What I realized is that one teeny tiny rule in the whole game has changed, and with it, it’s changed the whole game.
Diagonal movement, I’m looking at you.
Bear with me here. I’m not crazy, I swear. Here’s a quick recap by way of explanation.
In Third Edition, diagonal movement was calculated differently to standard up-down side-to-side movement. Instead of moving 3,4,5 or however many squares, diagonal movement was counted in multiples of 1.5, in some kind of wierd inaccurate homage to Pythagoras. That first square cost 1 “movement point”, the second cost 2, the third 1, the fourth 2, and so on.

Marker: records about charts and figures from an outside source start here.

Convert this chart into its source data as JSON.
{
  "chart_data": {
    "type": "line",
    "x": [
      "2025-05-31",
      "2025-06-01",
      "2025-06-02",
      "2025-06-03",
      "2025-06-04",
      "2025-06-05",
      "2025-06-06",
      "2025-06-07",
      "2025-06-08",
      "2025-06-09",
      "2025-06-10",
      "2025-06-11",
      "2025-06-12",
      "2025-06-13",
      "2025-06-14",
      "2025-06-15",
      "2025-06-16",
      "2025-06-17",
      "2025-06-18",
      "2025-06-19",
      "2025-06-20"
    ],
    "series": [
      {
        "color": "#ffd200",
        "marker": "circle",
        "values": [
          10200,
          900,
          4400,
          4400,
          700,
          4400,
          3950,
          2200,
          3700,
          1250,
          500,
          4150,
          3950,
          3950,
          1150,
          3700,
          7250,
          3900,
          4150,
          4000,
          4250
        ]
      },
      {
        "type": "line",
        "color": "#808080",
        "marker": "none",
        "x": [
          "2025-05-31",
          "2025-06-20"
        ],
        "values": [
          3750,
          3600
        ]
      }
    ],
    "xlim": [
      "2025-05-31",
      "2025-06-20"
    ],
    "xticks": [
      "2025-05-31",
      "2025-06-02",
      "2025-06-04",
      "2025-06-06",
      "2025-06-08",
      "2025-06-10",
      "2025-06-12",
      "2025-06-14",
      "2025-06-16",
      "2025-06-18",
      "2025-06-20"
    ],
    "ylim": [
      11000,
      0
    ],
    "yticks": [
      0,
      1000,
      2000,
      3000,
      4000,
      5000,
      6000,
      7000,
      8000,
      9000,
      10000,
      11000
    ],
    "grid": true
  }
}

One of the many things that 4e does right is fix that. Move one square in any direction, and it costs 1 square. Just adjust for terrain (difficult costs 2 per square), and you’re done.
So here’s the thing.
You don’t need a grid any more!
Read that again, and let it sink in.
Just grab a ruler to measure the inches, and your minis can move anywhere, however the heck they want. No grid needed. Count each full inch of difficult terrain as 2 inches, and move front-of-base to front of base. Go ‘round corners by following the path, and allow free movement of 1” for the shift – the old 3e 5-foot step, reborn.
Getting rid of the grid means getting rid of the battlemat and boardgame mentality. It means that grey tablecloth (the one you washed with your socks by accident. Yes, that one) is your dungeon floor, with books marking dungeon walls. You’re out of Boardgame-land where you’re counting the movement and firmly into Wargame-land with all that entails. Freedom of movement, tactical use of terrain and pure, unadulterated old-school D&D goes back to it’s Chainmail roots fun.
Grab that ruler to check distances for range, blast radius and the like, or – if you’re feeling particularly wargamey – only allow measuring distances after the roll to simulate misjudged ranges.
Taking this a step further, it also means you can use figures of any scale. Grab those 6mm Fantasy Miniatures you’ve been drooling over (check out their 6mm fantasy Range, then faint at the prices – 4 Dark Elf Champions, £0.50. Wonderful!) and create an entire dungeon on your worktop. Set 1 square = 1cm, and you’re good to go. Brilliant! £11.00 will buy you an entire freaking army of 6mm minis – 250 to 300 minis, more than enough to populate your gaming for years to come! Sure, it’s using a wargaming mindset, but with 4e’s role-playing rules to keep the game centred on the heroes at all times.
That’s one heck of a change to the game.
And it’s all down to the way diagonal movement is calculated.